Inácio Carvalho destacou a declaração do Major Sebastião Curió, que comandou os militares na mais dura repressão à guerrilha, que admitiu ter prendido e executado 41 pessoas na região do conflito. “Ele confessou o crime e admitiu ter infringido a Convenção de Genebra. A Corte de Direitos Humanos da OEA determina que se esclareça o que houve durante o regime. Defendemos que as forças armadas se reaproximem da sociedade e reconhecer que alguns seguimentos cometeram erros é um passo para isso. A luta por democracia ainda continua. No Estado Brasileiro existem entraves que impedem que a verdade venha à tona".

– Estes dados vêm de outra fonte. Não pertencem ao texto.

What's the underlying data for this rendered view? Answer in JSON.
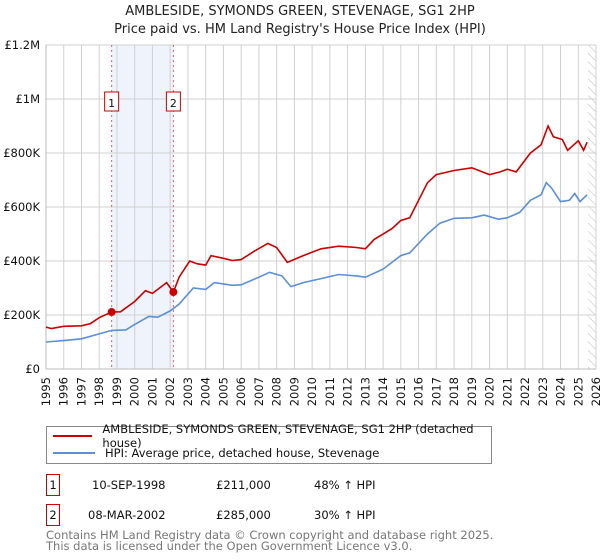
{
  "chart_data": {
    "type": "line",
    "title": "AMBLESIDE, SYMONDS GREEN, STEVENAGE, SG1 2HP",
    "subtitle": "Price paid vs. HM Land Registry's House Price Index (HPI)",
    "xlim": [
      1995,
      2026
    ],
    "ylim": [
      0,
      1200000
    ],
    "x_ticks": [
      "1995",
      "1996",
      "1997",
      "1998",
      "1999",
      "2000",
      "2001",
      "2002",
      "2003",
      "2004",
      "2005",
      "2006",
      "2007",
      "2008",
      "2009",
      "2010",
      "2011",
      "2012",
      "2013",
      "2014",
      "2015",
      "2016",
      "2017",
      "2018",
      "2019",
      "2020",
      "2021",
      "2022",
      "2023",
      "2024",
      "2025",
      "2026"
    ],
    "y_ticks": [
      {
        "v": 0,
        "label": "£0"
      },
      {
        "v": 200000,
        "label": "£200K"
      },
      {
        "v": 400000,
        "label": "£400K"
      },
      {
        "v": 600000,
        "label": "£600K"
      },
      {
        "v": 800000,
        "label": "£800K"
      },
      {
        "v": 1000000,
        "label": "£1M"
      },
      {
        "v": 1200000,
        "label": "£1.2M"
      }
    ],
    "grid": true,
    "shaded_range": [
      1998.7,
      2002.18
    ],
    "future_hatch_from": 2025.55,
    "series": [
      {
        "name": "AMBLESIDE, SYMONDS GREEN, STEVENAGE, SG1 2HP (detached house)",
        "color": "#cc0000",
        "x": [
          1995,
          1995.3,
          1996,
          1997,
          1997.5,
          1998,
          1998.7,
          1999.2,
          2000,
          2000.6,
          2001,
          2001.8,
          2002.18,
          2002.5,
          2003.1,
          2003.5,
          2004,
          2004.3,
          2005,
          2005.5,
          2006,
          2006.7,
          2007.5,
          2008,
          2008.6,
          2009.5,
          2010.5,
          2011.5,
          2012.5,
          2013,
          2013.5,
          2014.5,
          2015,
          2015.5,
          2016.5,
          2017,
          2018,
          2019,
          2020,
          2020.6,
          2021,
          2021.5,
          2022.3,
          2022.9,
          2023.3,
          2023.6,
          2024.1,
          2024.4,
          2025,
          2025.3,
          2025.5
        ],
        "y": [
          155000,
          150000,
          158000,
          160000,
          168000,
          190000,
          211000,
          212000,
          250000,
          290000,
          280000,
          320000,
          285000,
          340000,
          400000,
          390000,
          385000,
          420000,
          410000,
          402000,
          405000,
          435000,
          465000,
          450000,
          395000,
          420000,
          445000,
          455000,
          450000,
          445000,
          480000,
          520000,
          550000,
          560000,
          690000,
          720000,
          735000,
          745000,
          720000,
          730000,
          740000,
          730000,
          800000,
          830000,
          900000,
          860000,
          850000,
          810000,
          845000,
          810000,
          840000
        ]
      },
      {
        "name": "HPI: Average price, detached house, Stevenage",
        "color": "#5b8fd6",
        "x": [
          1995,
          1996,
          1997,
          1998,
          1998.7,
          1999.5,
          2000,
          2000.8,
          2001.3,
          2002,
          2002.5,
          2003.3,
          2004,
          2004.5,
          2005.5,
          2006,
          2007,
          2007.6,
          2008.3,
          2008.8,
          2009.5,
          2010.5,
          2011.5,
          2012.5,
          2013,
          2014,
          2015,
          2015.5,
          2016.5,
          2017.2,
          2018,
          2019,
          2019.7,
          2020.5,
          2021,
          2021.7,
          2022.3,
          2022.9,
          2023.2,
          2023.5,
          2024,
          2024.5,
          2024.8,
          2025.1,
          2025.5
        ],
        "y": [
          100000,
          105000,
          112000,
          130000,
          143000,
          145000,
          165000,
          195000,
          192000,
          215000,
          240000,
          300000,
          295000,
          320000,
          310000,
          312000,
          340000,
          358000,
          345000,
          305000,
          320000,
          335000,
          350000,
          345000,
          340000,
          370000,
          420000,
          430000,
          500000,
          540000,
          558000,
          560000,
          570000,
          555000,
          560000,
          580000,
          625000,
          645000,
          690000,
          670000,
          620000,
          625000,
          650000,
          620000,
          645000
        ]
      }
    ],
    "sales": [
      {
        "id": "1",
        "x": 1998.7,
        "y": 211000,
        "date": "10-SEP-1998",
        "price": "£211,000",
        "delta": "48% ↑ HPI"
      },
      {
        "id": "2",
        "x": 2002.18,
        "y": 285000,
        "date": "08-MAR-2002",
        "price": "£285,000",
        "delta": "30% ↑ HPI"
      }
    ]
  },
  "legend": {
    "red_label": "AMBLESIDE, SYMONDS GREEN, STEVENAGE, SG1 2HP (detached house)",
    "blue_label": "HPI: Average price, detached house, Stevenage"
  },
  "footer": {
    "line1": "Contains HM Land Registry data © Crown copyright and database right 2025.",
    "line2": "This data is licensed under the Open Government Licence v3.0."
  }
}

Durante o debate, Tânia Gurjão fez um questionamento. “Se os militares estão protegidos e dizem que os crimes foram prescritos, por que insistem em manter em sigilo?”. Mesmo já tendo recebido os restos mortais do irmão, que por quase quatro décadas foi considerado desaparecido político, Tânia ainda fala em nome das famílias que perderam parentes em confrontos. "Queremos enterrar nossos mortos, se ainda existe pó, queremos esse pó. As famílias somos todos nós", defende.

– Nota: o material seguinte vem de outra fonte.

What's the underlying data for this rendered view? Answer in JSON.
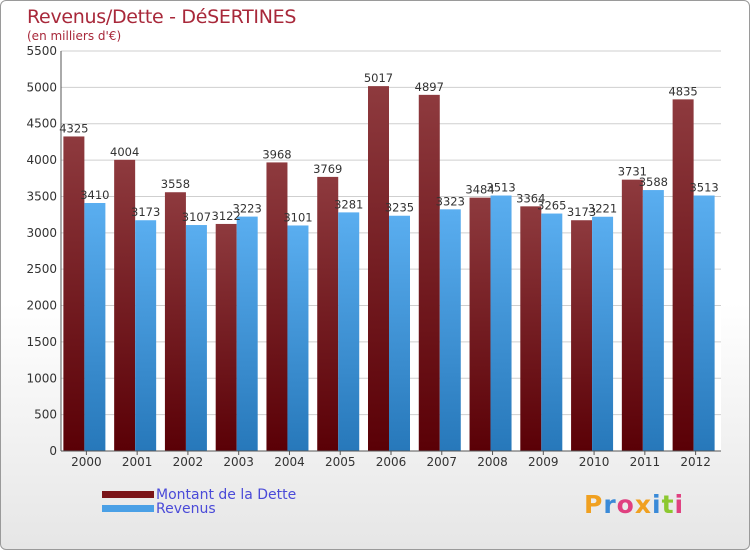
{
  "title": "Revenus/Dette - DéSERTINES",
  "subtitle": "(en milliers d'€)",
  "logo_text": "Proxiti",
  "colors": {
    "dette": "#6b0a10",
    "dette_light": "#8e3a3e",
    "revenus": "#2e86c8",
    "revenus_light": "#5aaef0",
    "title": "#a8283a",
    "legend_text": "#4a4ad8"
  },
  "legend": [
    {
      "label": "Montant de la Dette",
      "color": "#7a1418"
    },
    {
      "label": "Revenus",
      "color": "#4aa0e6"
    }
  ],
  "chart_data": {
    "type": "bar",
    "title": "Revenus/Dette - DéSERTINES",
    "ylabel": "(en milliers d'€)",
    "xlabel": "",
    "ylim": [
      0,
      5500
    ],
    "yticks": [
      0,
      500,
      1000,
      1500,
      2000,
      2500,
      3000,
      3500,
      4000,
      4500,
      5000,
      5500
    ],
    "grid": true,
    "categories": [
      "2000",
      "2001",
      "2002",
      "2003",
      "2004",
      "2005",
      "2006",
      "2007",
      "2008",
      "2009",
      "2010",
      "2011",
      "2012"
    ],
    "series": [
      {
        "name": "Montant de la Dette",
        "values": [
          4325,
          4004,
          3558,
          3122,
          3968,
          3769,
          5017,
          4897,
          3484,
          3364,
          3173,
          3731,
          4835
        ]
      },
      {
        "name": "Revenus",
        "values": [
          3410,
          3173,
          3107,
          3223,
          3101,
          3281,
          3235,
          3323,
          3513,
          3265,
          3221,
          3588,
          3513
        ]
      }
    ]
  }
}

Emocionada, a irmã do guerrilheiro cearense fez um apelo. “Peço em nome do Bergson aos defensores da nossa pátria para que sejam abertos os arquivos da ditadura e possamos recuperar os corpos dos nossos entes queridos. Se os militares já estão beneficiados com a prescrição dos crimes, não há o que temer. Eles, como pais e mães, devem pensar nisso”.